Trusts and villagers help with roof repairs at 13th Century church in the North West Dorset village of Ryme Intrinseca

Preserved for Prayer and Posterity

Tony Fry, Deanery Representative for Dorset Historic Churches Trust (far right) presents a cheque for £4,000 to the Revd Simon Brignall, Rachel Clarkson (PCC), Sue Batten (PCC), Mike Batten (PCC), Sue Footner (Church Warden), Ian Scott (Treasurer).

Charities and committed members of the community have helped St Hippolytus Church in Ryme Intrinseca complete essential repair work to the church’s roof.

Whilst carrying out some minor repairs following the Quinquennial inspection to the church in 2011, it was found that many of the nave roof tiles at St Hippolytus were no longer securely fastened, due to failing nails. The decision was taken by the church PCC to raise the funds necessary for the existing roof tiles to be lifted off, the fastening nails replaced with new and the tiles re-laid.

Ryme Intrinseca is a village with a population of only 112, and St Hippolytus has an church Electoral Roll of 45. Both churchgoers and others in the village are committed to preserving their community's only place of worship, a vital part of its heritage and history.
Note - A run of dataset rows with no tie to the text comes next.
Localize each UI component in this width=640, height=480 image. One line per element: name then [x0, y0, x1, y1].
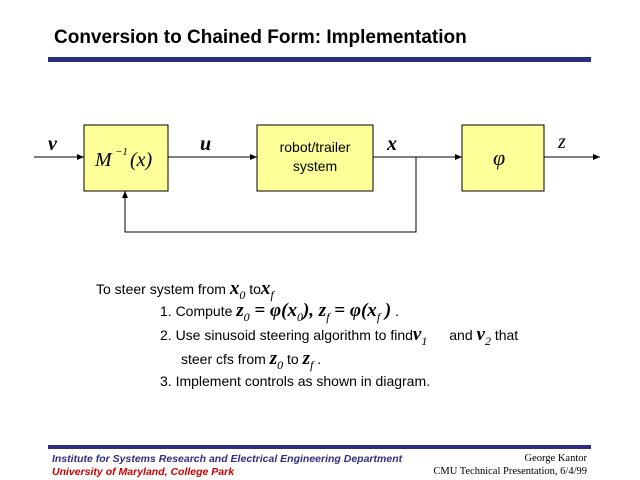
- step-3: 3. Implement controls as shown in diagra…: [160, 373, 431, 389]
- footer-presentation: CMU Technical Presentation, 6/4/99: [433, 466, 587, 477]
- inverse-m-argument: (x): [130, 149, 153, 171]
- signal-z-label: z: [557, 131, 566, 153]
- footer-university: University of Maryland, College Park: [52, 466, 235, 478]
- inverse-m-block: [83, 124, 169, 192]
- steer-intro: To steer system from x0 toxf: [96, 278, 274, 302]
- signal-v-label: v: [48, 133, 58, 155]
- inverse-m-label: M: [94, 149, 113, 171]
- robot-block-line1: robot/trailer: [280, 139, 351, 155]
- signal-x-label: x: [386, 133, 397, 155]
- step-2: 2. Use sinusoid steering algorithm to fi…: [160, 324, 519, 348]
- step-2-continued: steer cfs from z0 to zf .: [181, 348, 322, 372]
- signal-u-label: u: [200, 133, 211, 155]
- inverse-m-superscript: −1: [115, 146, 128, 158]
- step-1: 1. Compute z0 = φ(x0), zf = φ(xf ) .: [160, 300, 400, 324]
- phi-block: [461, 124, 545, 192]
- title-divider: [48, 57, 591, 62]
- robot-trailer-block: [256, 124, 374, 192]
- phi-label: φ: [493, 145, 505, 170]
- slide-title: Conversion to Chained Form: Implementati…: [54, 27, 467, 48]
- footer-author: George Kantor: [524, 453, 588, 464]
- footer-divider: [48, 445, 591, 449]
- feedback-line: [122, 157, 417, 233]
- footer-institute: Institute for Systems Research and Elect…: [52, 453, 403, 465]
- robot-block-line2: system: [293, 158, 337, 174]
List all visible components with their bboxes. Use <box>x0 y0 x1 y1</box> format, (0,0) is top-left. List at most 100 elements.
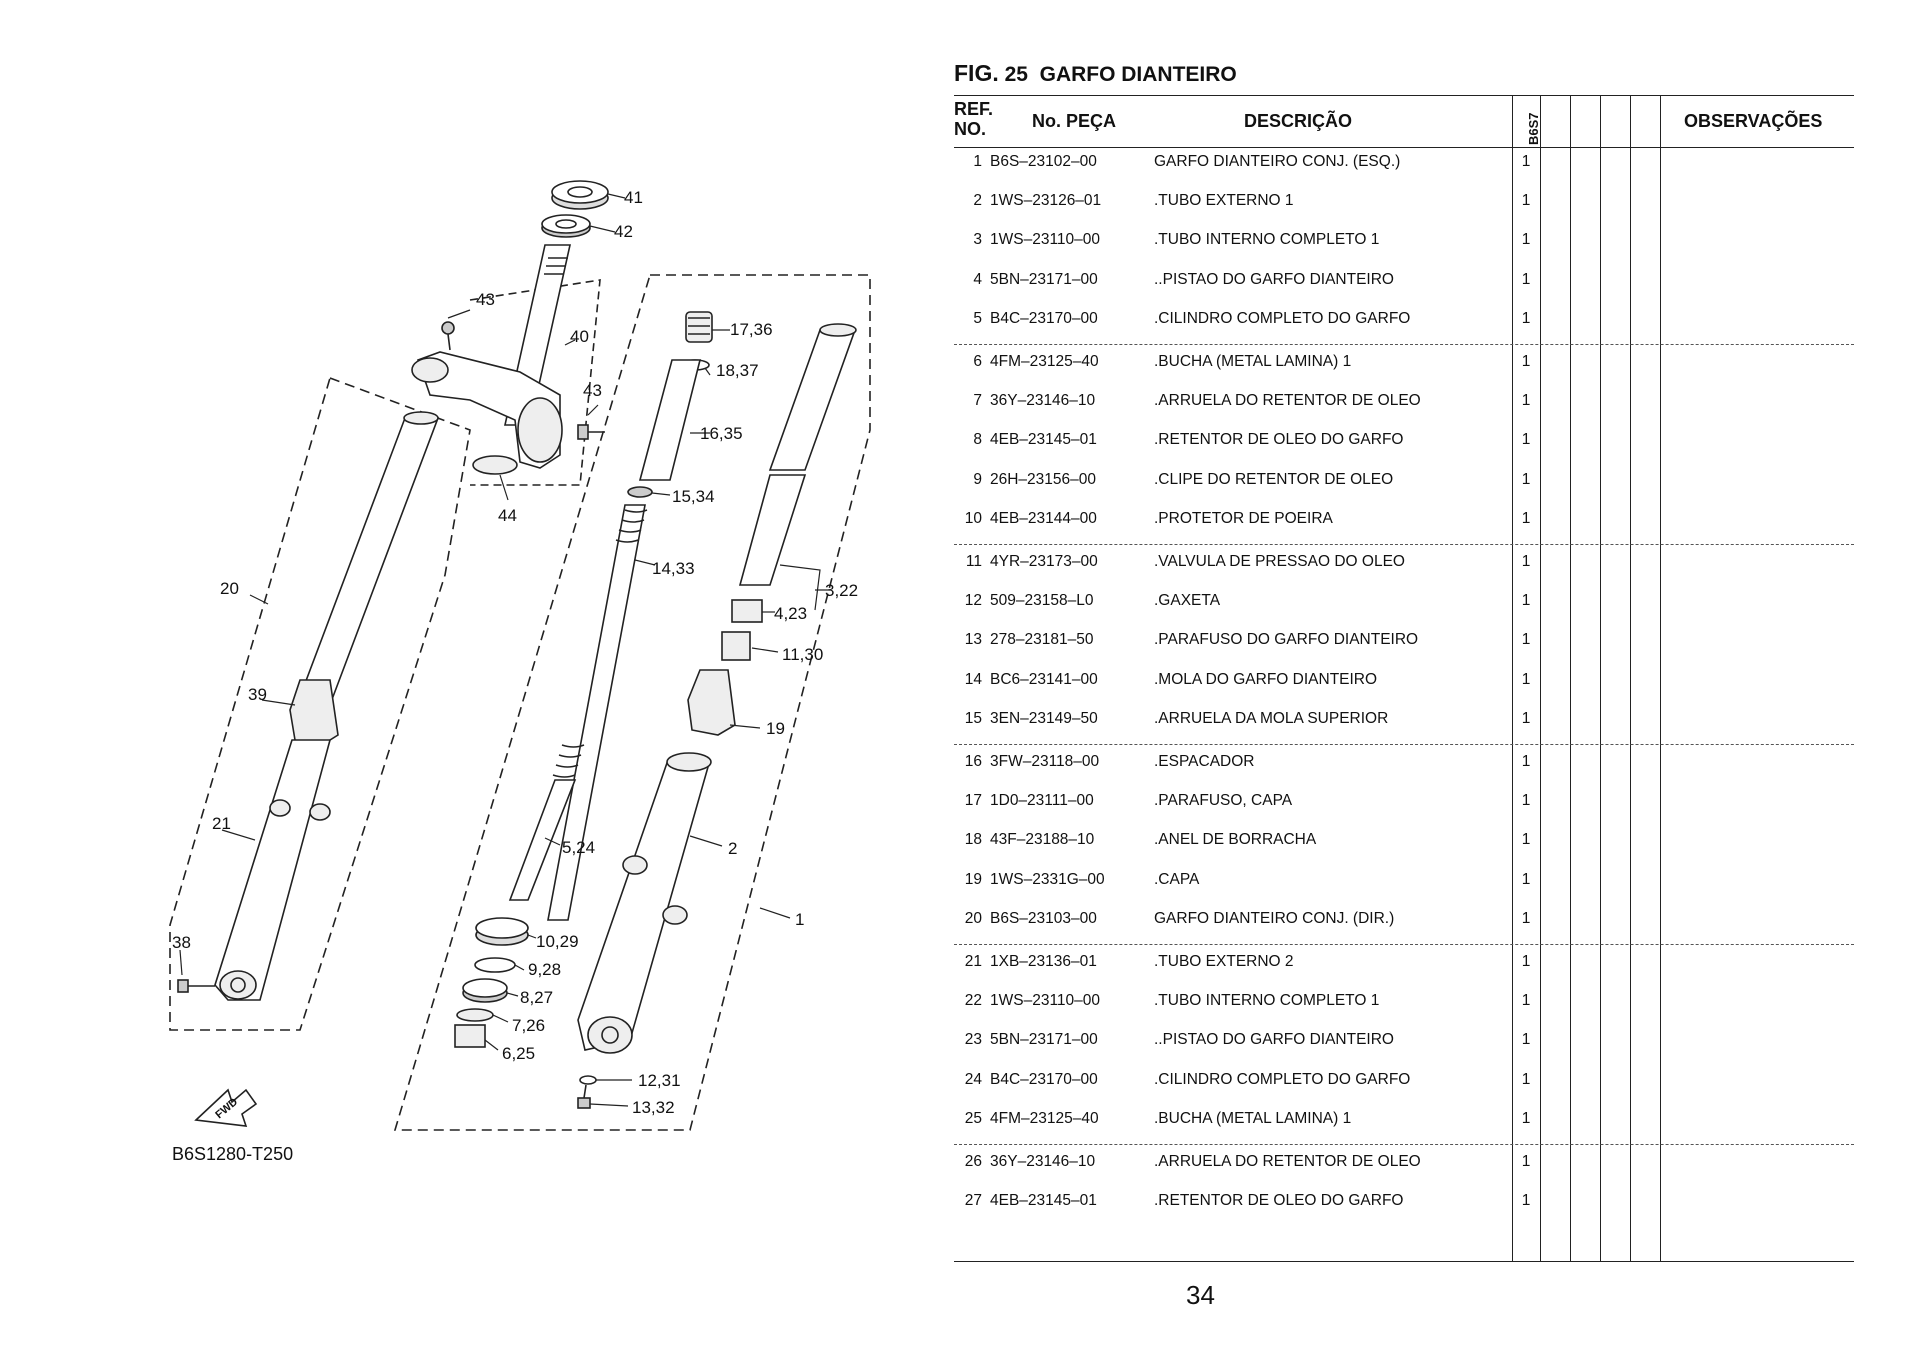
parts-table: REF. NO. No. PEÇA DESCRIÇÃO OBSERVAÇÕES … <box>954 95 1854 1262</box>
row-part-no: 4FM–23125–40 <box>990 353 1099 370</box>
row-description: .BUCHA (METAL LAMINA) 1 <box>1154 353 1352 370</box>
row-part-no: 4EB–23145–01 <box>990 1192 1097 1210</box>
row-ref-no: 19 <box>964 870 982 888</box>
col-divider-model <box>1540 95 1541 1262</box>
row-part-no: 1WS–23110–00 <box>990 231 1101 249</box>
row-part-no: 4FM–23125–40 <box>990 1109 1099 1127</box>
row-part-no: 36Y–23146–10 <box>990 1153 1096 1170</box>
row-ref-no: 6 <box>973 353 982 370</box>
callout-7-26: 7,26 <box>512 1016 545 1035</box>
row-ref-no: 15 <box>964 709 982 727</box>
group-separator <box>954 344 1854 345</box>
callout-5-24: 5,24 <box>562 838 595 857</box>
clip-9 <box>474 957 516 973</box>
row-quantity: 1 <box>1521 553 1531 570</box>
row-quantity: 1 <box>1521 192 1531 210</box>
col-divider-a <box>1570 95 1571 1262</box>
callout-17-36: 17,36 <box>730 320 773 339</box>
callout-43-side: 43 <box>583 381 602 400</box>
washer-7 <box>456 1008 494 1022</box>
row-part-no: 1WS–2331G–00 <box>990 870 1105 888</box>
callout-6-25: 6,25 <box>502 1044 535 1063</box>
row-part-no: 5BN–23171–00 <box>990 270 1098 288</box>
row-ref-no: 3 <box>973 231 982 249</box>
right-fork-group-outline <box>393 274 871 1131</box>
left-outer-tube-21 <box>214 739 332 1001</box>
row-quantity: 1 <box>1521 431 1531 449</box>
row-ref-no: 17 <box>964 792 982 810</box>
row-description: .TUBO EXTERNO 1 <box>1154 192 1294 210</box>
row-part-no: BC6–23141–00 <box>990 670 1098 688</box>
row-quantity: 1 <box>1521 1153 1531 1170</box>
bearing-42 <box>541 214 591 238</box>
row-description: .ARRUELA DA MOLA SUPERIOR <box>1154 709 1389 727</box>
col-divider-b <box>1600 95 1601 1262</box>
row-quantity: 1 <box>1521 309 1531 327</box>
row-part-no: 278–23181–50 <box>990 631 1094 649</box>
right-outer-tube-2 <box>577 752 712 1054</box>
row-description: .CILINDRO COMPLETO DO GARFO <box>1154 309 1411 327</box>
row-part-no: 43F–23188–10 <box>990 831 1095 849</box>
callout-20: 20 <box>220 579 239 598</box>
row-ref-no: 9 <box>973 470 982 488</box>
clip-44 <box>472 455 518 475</box>
callout-43-top: 43 <box>476 290 495 309</box>
row-description: GARFO DIANTEIRO CONJ. (DIR.) <box>1154 909 1395 927</box>
header-model-code: B6S7 <box>1526 112 1541 145</box>
row-description: .GAXETA <box>1154 592 1221 610</box>
callout-16-35: 16,35 <box>700 424 743 443</box>
group-separator <box>954 1144 1854 1145</box>
row-ref-no: 24 <box>964 1070 982 1088</box>
row-description: GARFO DIANTEIRO CONJ. (ESQ.) <box>1154 153 1401 170</box>
row-description: .CAPA <box>1154 870 1200 888</box>
cap-bolt-17 <box>685 311 713 343</box>
callout-10-29: 10,29 <box>536 932 579 951</box>
row-ref-no: 5 <box>973 309 982 327</box>
bushing-6 <box>454 1024 486 1048</box>
row-part-no: B6S–23102–00 <box>990 153 1097 170</box>
row-quantity: 1 <box>1521 709 1531 727</box>
row-quantity: 1 <box>1521 153 1531 170</box>
row-ref-no: 23 <box>964 1031 982 1049</box>
callout-labels: 41 42 43 40 43 44 20 39 21 38 17,36 18,3… <box>172 188 858 1117</box>
gasket-12 <box>579 1075 597 1085</box>
group-separator <box>954 744 1854 745</box>
row-ref-no: 25 <box>964 1109 982 1127</box>
row-ref-no: 13 <box>964 631 982 649</box>
row-description: .RETENTOR DE OLEO DO GARFO <box>1154 431 1404 449</box>
row-part-no: 36Y–23146–10 <box>990 392 1096 410</box>
row-ref-no: 12 <box>964 592 982 610</box>
row-ref-no: 1 <box>973 153 982 170</box>
col-divider-c <box>1630 95 1631 1262</box>
figure-title: FIG. 25 GARFO DIANTEIRO <box>954 60 1237 87</box>
row-description: .PROTETOR DE POEIRA <box>1154 509 1333 527</box>
row-quantity: 1 <box>1521 1070 1531 1088</box>
fwd-arrow-icon <box>194 1088 258 1127</box>
header-notes: OBSERVAÇÕES <box>1684 111 1823 131</box>
row-ref-no: 20 <box>964 909 982 927</box>
diagram-code: B6S1280-T250 <box>172 1144 293 1164</box>
callout-18-37: 18,37 <box>716 361 759 380</box>
row-description: .ARRUELA DO RETENTOR DE OLEO <box>1154 1153 1421 1170</box>
figure-number: 25 <box>1004 63 1028 86</box>
row-quantity: 1 <box>1521 870 1531 888</box>
row-description: .ESPACADOR <box>1154 753 1255 770</box>
callout-11-30: 11,30 <box>782 645 823 664</box>
callout-44: 44 <box>498 506 517 525</box>
col-divider-desc <box>1512 95 1513 1262</box>
callout-12-31: 12,31 <box>638 1071 681 1090</box>
callout-21: 21 <box>212 814 231 833</box>
row-ref-no: 8 <box>973 431 982 449</box>
left-fork-cap-39 <box>289 679 339 746</box>
row-part-no: 1XB–23136–01 <box>990 953 1097 970</box>
row-part-no: 1WS–23110–00 <box>990 992 1101 1010</box>
callout-2: 2 <box>728 839 737 858</box>
row-part-no: 26H–23156–00 <box>990 470 1097 488</box>
row-description: .BUCHA (METAL LAMINA) 1 <box>1154 1109 1352 1127</box>
row-quantity: 1 <box>1521 670 1531 688</box>
row-ref-no: 22 <box>964 992 982 1010</box>
cylinder-5 <box>508 779 577 901</box>
row-quantity: 1 <box>1521 953 1531 970</box>
bushing-4 <box>731 599 763 623</box>
row-quantity: 1 <box>1521 392 1531 410</box>
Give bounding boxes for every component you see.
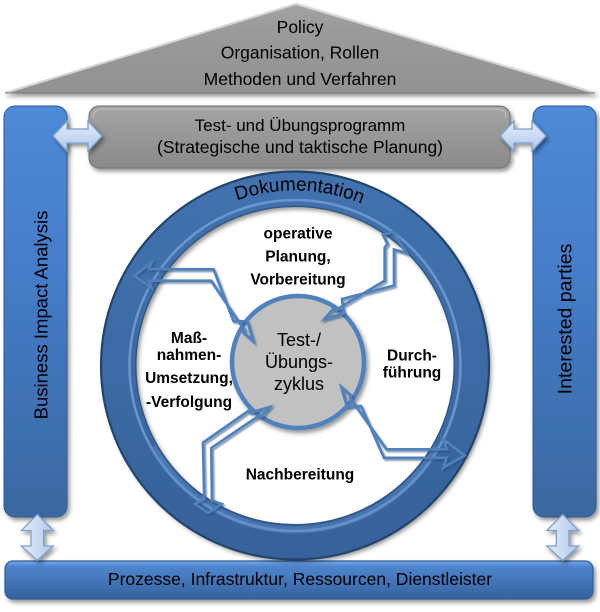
- svg-text:Test-/: Test-/: [277, 330, 321, 350]
- svg-text:Vorbereitung: Vorbereitung: [250, 272, 345, 289]
- svg-text:-Verfolgung: -Verfolgung: [146, 394, 232, 411]
- svg-text:Planung,: Planung,: [265, 249, 330, 266]
- svg-text:operative: operative: [264, 226, 333, 243]
- svg-text:Organisation, Rollen: Organisation, Rollen: [221, 43, 380, 63]
- svg-text:Übungs-: Übungs-: [265, 352, 333, 372]
- svg-text:Maß-: Maß-: [171, 330, 207, 347]
- svg-text:zyklus: zyklus: [274, 374, 324, 394]
- svg-text:Interested parties: Interested parties: [555, 243, 577, 394]
- svg-text:Prozesse, Infrastruktur, Resso: Prozesse, Infrastruktur, Ressourcen, Die…: [108, 569, 492, 589]
- svg-text:Policy: Policy: [277, 17, 324, 37]
- svg-text:Test- und Übungsprogramm: Test- und Übungsprogramm: [195, 116, 406, 135]
- svg-text:Methoden und Verfahren: Methoden und Verfahren: [204, 69, 397, 89]
- svg-text:Umsetzung,: Umsetzung,: [145, 370, 233, 387]
- svg-text:Business Impact Analysis: Business Impact Analysis: [31, 211, 52, 420]
- svg-text:Durch-: Durch-: [387, 348, 437, 365]
- svg-text:(Strategische und taktische Pl: (Strategische und taktische Planung): [157, 137, 443, 157]
- svg-text:führung: führung: [383, 365, 442, 382]
- svg-text:nahmen-: nahmen-: [157, 347, 222, 364]
- svg-text:Nachbereitung: Nachbereitung: [246, 467, 355, 484]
Fundraising events received strong community support and many dug deep.

The small population made raising the total project cost of £11,800, so the shortfall was raised through grants from the Erskine-Muton Trust, Batten Charitable Trust, Allchurches Trust and Dorset Historic Churches Trust (DHCT), alongside local donations and fundraising events.

St Hippolytus' Church dates to the 13th Century, and is one of only two churches in England dedicated to the saint. Hippolytus was an important theologian of the Church in the early 3rd Century became Bishop of Ostia in Italy and was later martyred for his faith. While some of his extensive writings have been lost, a significant amount survives. Hippolytus was particularly concerned with preserving the orthodox doctrines of the Holy Trinity and the nature of God.

Frome-based company, West Country Tiling, working with church architect Chris Romain, began the meticulous work in August, by removing the existing tiles across the north and south slopes of the nave roof.  Unfortunately the existing roof tiles were not of a standard size and couldn’t be matched, therefore new standard tiles had to be used on the south slope of the roof, conserving the existing tiles for the north slope.

Tony Fry, Deanery Representative for Dorset Historic Churches Trust recently presented a cheque for £4,000 towards repairs, commenting: “The Trust is delighted to be able to award this grant to St Hippolytus, in order for the roof repair works to be completed, before the winter weather returns.

“The work has been completed in around two months, which is testament to the dedication of the team at West Country Tiling, Chris Romain and the congregation at St Hippolytus.”